Um dos aspetos que importa colmatar diz respeito ao conhecimento efetivo desta realidade económica e financeira. A expectativa existente para o crescimento da atividade turística sugere que o Turismo de Natureza possa ser uma das áreas com maior potencial de crescimento. O património natural constitui, aliás, uma das apostas da Estratégia para o Turismo 2027, visto que concorre para combater a sazonalidade e promove a valorização do território.

O modelo de financiamento a adotar para a conservação da natureza deve manter a universalidade do acesso ao património natural. Deve considerar a necessidade de prosseguir projetos coerentes e articulados que tenham propósitos claros de concorrer para a promoção e valorização do património natural.

Para além desta consistência, o modelo deve assegurar condições de estabilidade a médio prazo e privilegiar a incidência local. Com efeito, quem está mais próximo do território tem uma melhor capacidade para gerir os desafios locais, porque os identifica e conhece de forma mais completa e pode, de forma mais ágil, adaptar-se a essa realidade. Nesse sentido, a aposta em modelos de cogestão de áreas classificadas constitui um instrumento a privilegiar.

O financiamento com origem em fontes de financiamento nacional/receitas próprias (e que hoje se dissemina transversalmente pela plenitude de ações que a autoridade nacional para a conservação da natureza e biodiversidade deve assegurar) deve concentrar-se preferencialmente no apoio aos custos da sua estrutura e na parte estruturante da sua ação, designadamente a elaboração de planos e programas que disciplinem a atuação aos mais diferentes níveis, mas também às ações estruturais (infraestruturas e benfeitorias no domínio público nacional), a ações estratégicas (destinadas a lançar novas abordagens de gestão que possam depois ser generalizadas e que visem o seu autofinanciamento), assim como a ação de âmbito transversal ou especial complexidade (como os Planos de Ação do Lince ou do Lobo-Ibérico). Deve também apostar-se de forma firme e decisiva na missão de vigilância ativa e prevenção.

Devem ser criadas condições para aumentar a atratividade para o investimento local por parte dos municípios (designadamente nas áreas classificadas e no quadro da concretização de modelos de cogestão, que terão na sua base modelos de valorização do território devidamente articulados e especificados), assegurando que as receitas geradas localmente concorrem para o autofinanciamento da gestão de tais áreas.

Do mesmo modo, deve-se aumentar a atratividade para o investimento por parte das empresas e ao abrigo do mecenato. Há uma consciência progressivamente mais vincada sobre os benefícios que decorrem de uma visão de gestão que privilegie a sustentabilidade e a responsabilidade social que deve ser incentivada, pela criação de um conjunto estruturado de oportunidades que possam ser apoiadas e das quais resultem benefícios mútuos.

A avaliação dos instrumentos fiscais deve ser ponderada criteriosamente ao nível da Fiscalidade Verde e considerar a estratégia que se pretende induzir. Trata-se de uma avaliação complexa que está por fazer e que deverá considerar o princípio da neutralidade fiscal.
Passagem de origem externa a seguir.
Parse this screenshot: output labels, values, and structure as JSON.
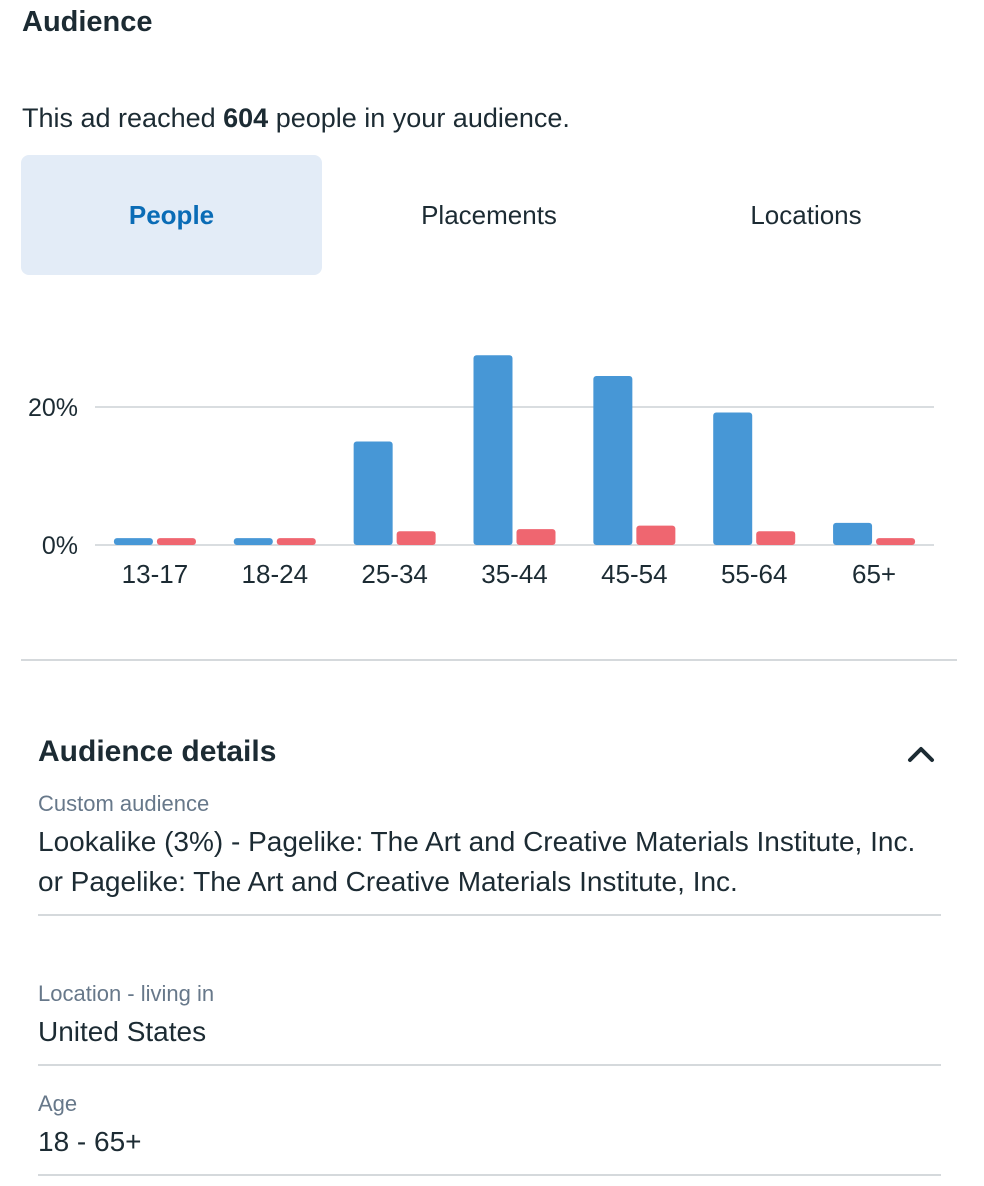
{
  "section": {
    "title": "Audience",
    "reach_prefix": "This ad reached ",
    "reach_count": "604",
    "reach_suffix": " people in your audience."
  },
  "tabs": [
    {
      "label": "People",
      "active": true
    },
    {
      "label": "Placements",
      "active": false
    },
    {
      "label": "Locations",
      "active": false
    }
  ],
  "colors": {
    "series_a": "#4797d6",
    "series_b": "#ef6670",
    "grid": "#d9dde0",
    "accent": "#0a6cb6"
  },
  "chart_data": {
    "type": "bar",
    "categories": [
      "13-17",
      "18-24",
      "25-34",
      "35-44",
      "45-54",
      "55-64",
      "65+"
    ],
    "series": [
      {
        "values": [
          1.0,
          1.0,
          15.0,
          27.5,
          24.5,
          19.2,
          3.2
        ]
      },
      {
        "values": [
          1.0,
          1.0,
          2.0,
          2.3,
          2.8,
          2.0,
          1.0
        ]
      }
    ],
    "yticks": [
      "0%",
      "20%"
    ],
    "ylim": [
      0,
      30
    ],
    "grid": true
  },
  "details": {
    "title": "Audience details",
    "chevron_icon": "chevron-up-icon",
    "fields": [
      {
        "label": "Custom audience",
        "value": "Lookalike (3%) - Pagelike: The Art and Creative Materials Institute, Inc. or Pagelike: The Art and Creative Materials Institute, Inc."
      },
      {
        "label": "Location - living in",
        "value": "United States"
      },
      {
        "label": "Age",
        "value": "18 - 65+"
      }
    ]
  }
}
Essa análise deve incidir com principal prioridade na participação dos municípios na cogestão de áreas classificadas.

5.5 - Plano de Ação para a Conservação da Natureza e Biodiversidade 2030

A concretização das medidas da ENCNB 2030 deverá assentar num plano geral de mobilização de investimento e despesa, a designar como Plano de Ação para a Conservação da Natureza e Biodiversidade 2030, no qual serão refletidas as opções estratégicas e políticas em matéria de conservação da natureza e biodiversidade, assim como identificadas e priorizadas as medidas de concretização a desenvolver, estimados os montantes financeiros a envolver, referenciadas as fontes de financiamento a mobilizar e definidos os indicadores e as entidades responsáveis pela sua concretização, sendo que a assunção de compromissos e encargos depende, em cada momento, da existência de dotação disponível nas entidades públicas competentes, em conformidade com as regras orçamentais aplicáveis.
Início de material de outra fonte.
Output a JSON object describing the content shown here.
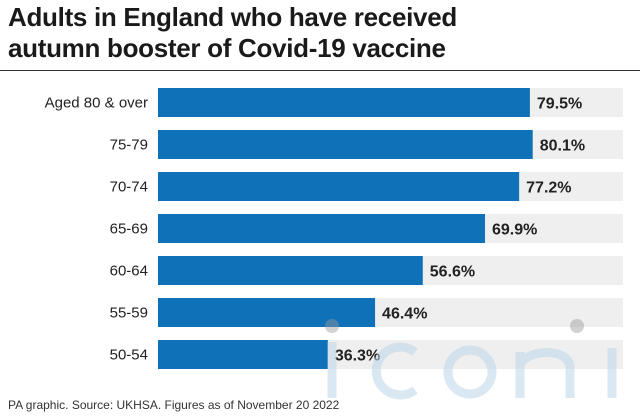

O Plano de Ação para a Conservação da Natureza e Biodiversidade 2030 será elaborado pelo ICNF, em estreita concertação com os demais intervenientes, e em colaboração com o fórum intersetorial para a ENCNB 2030. O Plano de Ação terá como base o conjunto de intervenções que incidem na melhoria do estado de conservação do património natural, na promoção do reconhecimento do valor do património natural e na apropriação dos valores naturais e da biodiversidade pela sociedade, assumindo-se como o instrumento plurianual de referência e de atuação no âmbito da conservação da natureza e da biodiversidade de Portugal.
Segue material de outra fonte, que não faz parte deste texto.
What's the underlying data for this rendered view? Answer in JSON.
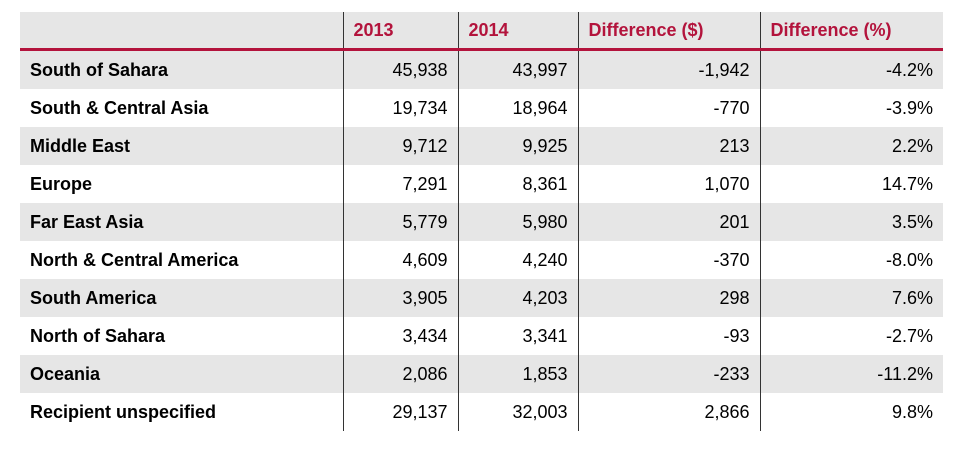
{
  "table": {
    "headers": [
      "",
      "2013",
      "2014",
      "Difference ($)",
      "Difference (%)"
    ],
    "rows": [
      {
        "region": "South of Sahara",
        "y2013": "45,938",
        "y2014": "43,997",
        "diff": "-1,942",
        "pct": "-4.2%"
      },
      {
        "region": "South & Central Asia",
        "y2013": "19,734",
        "y2014": "18,964",
        "diff": "-770",
        "pct": "-3.9%"
      },
      {
        "region": "Middle East",
        "y2013": "9,712",
        "y2014": "9,925",
        "diff": "213",
        "pct": "2.2%"
      },
      {
        "region": "Europe",
        "y2013": "7,291",
        "y2014": "8,361",
        "diff": "1,070",
        "pct": "14.7%"
      },
      {
        "region": "Far East Asia",
        "y2013": "5,779",
        "y2014": "5,980",
        "diff": "201",
        "pct": "3.5%"
      },
      {
        "region": "North & Central America",
        "y2013": "4,609",
        "y2014": "4,240",
        "diff": "-370",
        "pct": "-8.0%"
      },
      {
        "region": "South America",
        "y2013": "3,905",
        "y2014": "4,203",
        "diff": "298",
        "pct": "7.6%"
      },
      {
        "region": "North of Sahara",
        "y2013": "3,434",
        "y2014": "3,341",
        "diff": "-93",
        "pct": "-2.7%"
      },
      {
        "region": "Oceania",
        "y2013": "2,086",
        "y2014": "1,853",
        "diff": "-233",
        "pct": "-11.2%"
      },
      {
        "region": "Recipient unspecified",
        "y2013": "29,137",
        "y2014": "32,003",
        "diff": "2,866",
        "pct": "9.8%"
      }
    ]
  },
  "colors": {
    "header_text": "#b3133c",
    "header_rule": "#b3133c",
    "row_band": "#e6e6e6"
  }
}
Tendo presente os objetivos e o horizonte consagrados da ENCNB 2030 revista, o Plano de Ação para a Conservação da Natureza e Biodiversidade 2030 será objeto de um acompanhamento continuado, permitindo avaliar os resultados alcançados face aos efeitos esperados, corrigir atempadamente eventuais desvios e conhecer a execução física e financeira por tipologia de intervenção e área de atuação, bem como proceder à sua atualização sempre que as dinâmicas territoriais, os instrumentos estratégicos, de planeamento e financeiros assim o exigirem.

Todavia, este documento não esgotará o seu potencial na interação entre a Estratégia e a gestão das respetivas intervenções, introduzindo um modelo de governança que se pretende mais robusto e fortalecido por via da operacionalização do fórum intersetorial da ENCNB 2030, do acompanhamento continuado e da monitorização, assim como mais integrado, adaptativo e colaborativo.

Este Plano será também um importante instrumento para a preparação do ciclo de programação europeu 2028-2034.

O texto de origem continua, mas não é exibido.